Inside Man Group’s rebuild of a key platform that will change the way the giant hedge fund analyzes data and manages risk
Man Group’s Barry Fitzgerald
The world’s largest publicly listed hedge fund is in a multiyear rebuild of a key piece of technology that will be at the heart of its systematic investing efforts.
The new platform, called Condor, was initially designed to replace a cobbled-together patchwork of different systems — some built more than a decade ago — underpinning Man AHL, the firm’s systematic-trading arm. But Barry Fitzgerald, the lead technologist on the project, has bigger plans: more asset classes, more investing styles, and more data.
“The worst thing you could do with this is build something that fulfills our need for exactly today,” Fitzgerald, cohead of front-office engineering, told B-17.
“We don’t know how we will trade in two years’ time, but I would hope this platform runs for 10 years or longer,” he said. “It is a big multiyear project, so it should get the payback.”
Man anticipates spending tens of millions of dollars overall on building Condor. The project will involve almost everyone at Man AHL as well as significant numbers of people from central teams, according to a spokeswoman for the firm.
Fifteen years ago, Man AHL was mostly known for its systematic futures trading. Since then, the firm has expanded to other asset classes, like equities, corporate bonds, and options, all with varying holding periods and investing styles. Over time, Man built different systems to trade them all.
With Condor, Fitzgerald wants to bring those together — the research, the trading, and the logging — into a single platform. It will cover hundreds of futures markets, tens of thousands of equities, and millions of corporate bonds.

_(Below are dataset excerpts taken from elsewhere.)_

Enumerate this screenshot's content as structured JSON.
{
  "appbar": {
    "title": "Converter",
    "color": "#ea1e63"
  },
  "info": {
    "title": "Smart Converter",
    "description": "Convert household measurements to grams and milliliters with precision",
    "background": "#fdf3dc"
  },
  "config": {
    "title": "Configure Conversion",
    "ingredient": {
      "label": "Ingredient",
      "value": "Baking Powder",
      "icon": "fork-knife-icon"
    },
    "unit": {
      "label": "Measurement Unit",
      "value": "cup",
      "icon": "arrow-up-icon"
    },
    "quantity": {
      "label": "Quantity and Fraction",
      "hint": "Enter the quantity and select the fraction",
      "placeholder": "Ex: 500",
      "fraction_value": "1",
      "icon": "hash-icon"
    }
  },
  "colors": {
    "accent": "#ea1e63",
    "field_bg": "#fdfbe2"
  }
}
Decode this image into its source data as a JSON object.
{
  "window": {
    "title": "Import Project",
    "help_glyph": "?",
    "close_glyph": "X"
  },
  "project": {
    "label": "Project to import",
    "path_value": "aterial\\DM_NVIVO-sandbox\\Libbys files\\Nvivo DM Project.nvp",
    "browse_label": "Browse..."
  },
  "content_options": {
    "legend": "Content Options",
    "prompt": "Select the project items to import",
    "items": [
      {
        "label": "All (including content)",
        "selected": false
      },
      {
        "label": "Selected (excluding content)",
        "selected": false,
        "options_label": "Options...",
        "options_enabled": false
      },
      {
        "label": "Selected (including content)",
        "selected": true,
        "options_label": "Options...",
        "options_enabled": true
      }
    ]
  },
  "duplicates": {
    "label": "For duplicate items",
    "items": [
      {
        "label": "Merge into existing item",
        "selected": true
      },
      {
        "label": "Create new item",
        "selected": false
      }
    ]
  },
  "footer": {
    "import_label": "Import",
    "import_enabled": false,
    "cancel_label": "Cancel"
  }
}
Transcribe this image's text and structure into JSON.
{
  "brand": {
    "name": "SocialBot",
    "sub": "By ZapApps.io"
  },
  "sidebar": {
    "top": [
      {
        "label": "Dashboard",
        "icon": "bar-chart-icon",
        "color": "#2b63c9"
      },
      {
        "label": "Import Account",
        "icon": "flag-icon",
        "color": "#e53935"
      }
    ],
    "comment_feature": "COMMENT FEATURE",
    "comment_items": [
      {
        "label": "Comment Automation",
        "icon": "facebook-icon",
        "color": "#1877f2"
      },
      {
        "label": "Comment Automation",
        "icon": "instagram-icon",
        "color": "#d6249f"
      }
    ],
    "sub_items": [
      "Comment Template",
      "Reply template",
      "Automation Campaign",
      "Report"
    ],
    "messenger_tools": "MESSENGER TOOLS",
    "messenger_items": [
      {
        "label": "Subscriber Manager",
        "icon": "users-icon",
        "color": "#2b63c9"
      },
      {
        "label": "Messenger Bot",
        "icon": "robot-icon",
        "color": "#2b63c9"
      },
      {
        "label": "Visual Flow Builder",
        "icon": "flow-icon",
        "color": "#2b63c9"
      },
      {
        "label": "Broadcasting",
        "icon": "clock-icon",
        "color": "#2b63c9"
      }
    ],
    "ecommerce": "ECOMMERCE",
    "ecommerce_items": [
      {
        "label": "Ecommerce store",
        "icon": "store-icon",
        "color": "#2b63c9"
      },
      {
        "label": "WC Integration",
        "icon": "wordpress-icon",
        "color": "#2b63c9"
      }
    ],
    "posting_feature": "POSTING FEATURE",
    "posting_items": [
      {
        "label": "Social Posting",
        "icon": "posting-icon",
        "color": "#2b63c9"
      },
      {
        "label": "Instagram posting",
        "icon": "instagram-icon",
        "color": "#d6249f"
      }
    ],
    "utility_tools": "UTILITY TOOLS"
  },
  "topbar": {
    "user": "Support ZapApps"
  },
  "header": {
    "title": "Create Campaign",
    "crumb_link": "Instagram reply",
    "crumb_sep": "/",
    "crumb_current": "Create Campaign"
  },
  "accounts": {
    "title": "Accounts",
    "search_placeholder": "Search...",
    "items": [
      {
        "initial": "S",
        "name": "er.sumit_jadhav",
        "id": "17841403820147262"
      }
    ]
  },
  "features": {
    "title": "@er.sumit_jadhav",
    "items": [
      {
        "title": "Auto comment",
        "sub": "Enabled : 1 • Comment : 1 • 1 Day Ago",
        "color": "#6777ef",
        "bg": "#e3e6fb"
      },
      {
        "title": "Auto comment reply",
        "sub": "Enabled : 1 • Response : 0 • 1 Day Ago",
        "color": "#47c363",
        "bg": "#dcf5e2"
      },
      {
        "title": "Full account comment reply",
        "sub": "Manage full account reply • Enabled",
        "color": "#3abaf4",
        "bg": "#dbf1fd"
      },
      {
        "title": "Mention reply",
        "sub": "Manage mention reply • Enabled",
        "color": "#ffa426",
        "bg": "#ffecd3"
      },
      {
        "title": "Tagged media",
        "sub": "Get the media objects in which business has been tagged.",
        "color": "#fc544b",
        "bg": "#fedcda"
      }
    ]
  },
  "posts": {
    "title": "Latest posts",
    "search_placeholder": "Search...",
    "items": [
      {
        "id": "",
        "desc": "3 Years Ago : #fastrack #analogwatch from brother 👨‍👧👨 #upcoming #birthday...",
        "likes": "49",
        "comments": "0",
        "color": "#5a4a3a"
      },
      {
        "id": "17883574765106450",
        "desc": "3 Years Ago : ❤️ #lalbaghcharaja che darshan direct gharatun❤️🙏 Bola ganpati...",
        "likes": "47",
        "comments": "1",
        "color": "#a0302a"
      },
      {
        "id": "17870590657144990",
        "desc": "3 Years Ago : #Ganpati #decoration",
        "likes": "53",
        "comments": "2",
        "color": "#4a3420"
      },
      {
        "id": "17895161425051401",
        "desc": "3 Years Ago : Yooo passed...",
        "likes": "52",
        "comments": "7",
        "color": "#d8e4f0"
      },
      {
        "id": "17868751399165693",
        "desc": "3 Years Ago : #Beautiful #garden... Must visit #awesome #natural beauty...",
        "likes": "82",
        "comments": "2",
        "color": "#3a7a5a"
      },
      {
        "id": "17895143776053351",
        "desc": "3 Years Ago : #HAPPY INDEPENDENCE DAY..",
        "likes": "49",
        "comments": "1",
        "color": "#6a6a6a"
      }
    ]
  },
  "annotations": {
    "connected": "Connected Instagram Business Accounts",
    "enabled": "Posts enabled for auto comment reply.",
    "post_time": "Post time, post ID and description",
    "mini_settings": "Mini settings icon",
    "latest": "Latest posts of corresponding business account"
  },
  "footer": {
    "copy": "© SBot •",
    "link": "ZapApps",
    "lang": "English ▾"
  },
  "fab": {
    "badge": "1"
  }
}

Doing so should allow the firm to manage its risk exposure across assets and to think about allocations across the whole portfolio, Fitzgerald said. It could also open the door to more analytics, like ESG to see how “green” a given portfolio is, take on much larger quantities of data, and test out new theories more quickly. For instance, calculations for big multiasset research graphs now take 30 minutes instead of 12 hours as before, he added.
With his eye to the future, Fitzgerald says he’s building Condor so that Man can more quickly react and expand to emerging assets and tap more advanced kinds of computers, like graphics processing units. Fitzgerald’s team is working closely with Man’s machine learning team to embed generative AI capabilities with a ChatGPT-style interface.
Work on Condor began about 18 months ago, and Fitzgerald expects it’ll be another two or three years until it’s fully integrated. Over time, Fitzgerald said, Condor will hopefully expand to encompass all of Man’s asset classes and trading styles.
Unlocking those gains, however, will involve a human element, Fitzgerald said.
“There’s the training of how do researchers get the best out of the new platform, what can the new platform offer them that the old one didn’t?” he said. “Can it be faster? Can it allow them to construct portfolios in different ways? All of that brings a little bit of a different way of working too.”
For the most part, the platform will be used by quantitative researchers, or the math whizzes who study statistics and machine learning and apply those modeling techniques to complex data sets to systematically make investments. But software engineers adding functionalities, risk teams managing exposure, and support teams ensuring trading systems are running will also be using Condor.
“It can’t just be a good system to do research to run,” Fitzgerald said. “It has to be operationally a good system as well so when the trading is running every day, everyone’s clear of what it’s doing, why it’s doing it.”